Loos himself is originally from Lincoln, NE, and he received a B.S in chemical engineering from the University of Nebraska-Lincoln. After a stint with the Department of Energy, he joined what was then FMC in Lawrence in 1996 and remains on the plant’s management team. Loos received an MBA from the University of Kansas in 2003, an experience he says was well worth it.


“A lot of its value is in the intangibles,” Loos says. “It’s having the background to talk to the finance department, H.R. or I.T. Engineers don’t get a lot of training in that.”

Zerr also has Jayhawk ties. He grew up in Park, in northwest Kansas, and earned a B.S. in chemical engineering from KU in 1986. He started his career with FMC, and then left Lawrence for other opportunities, both with FMC and other companies. Zerr joined Astaris in 2002 and is now based in ICL’s St. Louis headquarters.

Neither executive would speak to the possibility of future investment in the Lawrence plant, although both indicated an increased emphasis on food products such as those manufactured there.

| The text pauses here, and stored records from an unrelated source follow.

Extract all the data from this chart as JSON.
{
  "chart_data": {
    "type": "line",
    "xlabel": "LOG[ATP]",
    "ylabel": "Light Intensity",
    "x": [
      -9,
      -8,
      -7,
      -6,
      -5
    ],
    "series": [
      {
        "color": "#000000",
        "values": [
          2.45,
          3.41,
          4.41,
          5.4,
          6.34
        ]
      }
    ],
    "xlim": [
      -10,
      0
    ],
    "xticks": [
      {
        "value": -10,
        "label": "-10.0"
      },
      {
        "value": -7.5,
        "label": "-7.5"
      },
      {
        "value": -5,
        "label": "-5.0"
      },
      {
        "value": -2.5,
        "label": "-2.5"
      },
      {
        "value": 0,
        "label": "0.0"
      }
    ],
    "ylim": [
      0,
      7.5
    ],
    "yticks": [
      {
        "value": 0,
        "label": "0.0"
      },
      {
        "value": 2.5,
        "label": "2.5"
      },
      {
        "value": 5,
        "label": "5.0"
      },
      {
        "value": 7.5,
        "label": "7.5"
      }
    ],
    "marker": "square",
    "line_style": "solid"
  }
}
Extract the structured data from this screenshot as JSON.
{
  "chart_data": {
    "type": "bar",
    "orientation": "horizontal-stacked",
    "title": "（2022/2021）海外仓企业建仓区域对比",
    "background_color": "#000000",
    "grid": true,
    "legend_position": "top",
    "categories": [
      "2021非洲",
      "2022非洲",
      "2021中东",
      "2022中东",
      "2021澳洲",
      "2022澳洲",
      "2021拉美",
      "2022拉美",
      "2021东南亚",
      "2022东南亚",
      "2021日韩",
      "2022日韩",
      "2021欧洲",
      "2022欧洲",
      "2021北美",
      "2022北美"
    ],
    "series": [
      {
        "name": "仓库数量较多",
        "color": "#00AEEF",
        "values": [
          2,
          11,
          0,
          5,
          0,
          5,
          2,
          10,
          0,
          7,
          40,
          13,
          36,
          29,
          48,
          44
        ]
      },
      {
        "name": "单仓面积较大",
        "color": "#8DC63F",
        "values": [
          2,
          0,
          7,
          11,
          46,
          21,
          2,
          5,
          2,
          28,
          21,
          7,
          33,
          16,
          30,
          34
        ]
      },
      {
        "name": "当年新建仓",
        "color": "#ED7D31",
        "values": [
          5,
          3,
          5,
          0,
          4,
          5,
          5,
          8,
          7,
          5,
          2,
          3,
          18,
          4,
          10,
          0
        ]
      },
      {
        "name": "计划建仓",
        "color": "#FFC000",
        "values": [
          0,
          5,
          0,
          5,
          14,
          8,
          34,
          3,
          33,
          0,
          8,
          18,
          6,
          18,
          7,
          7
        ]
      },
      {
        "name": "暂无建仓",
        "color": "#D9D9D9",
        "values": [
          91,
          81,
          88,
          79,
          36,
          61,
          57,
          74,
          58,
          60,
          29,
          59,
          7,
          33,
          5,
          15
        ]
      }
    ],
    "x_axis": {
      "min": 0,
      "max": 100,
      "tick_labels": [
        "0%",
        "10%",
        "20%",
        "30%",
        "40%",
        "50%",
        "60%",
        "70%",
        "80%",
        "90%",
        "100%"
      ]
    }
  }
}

Phosphate-based food ingredients that do everything from improving leavening, texture and flavor to extending shelf life account for about half the plant’s output, Loos and Zerr say. ICL as a whole is seeking to expand its leadership in such products, known as functional foods, according to its 2013 financial
report, and it makes sense that the Lawrence plant would play a role in that, Zerr says.

“We are interested in growing our food business, and Lawrence is obviously a place we’re looking to continue investing in to support our food strategy,” Zerr says.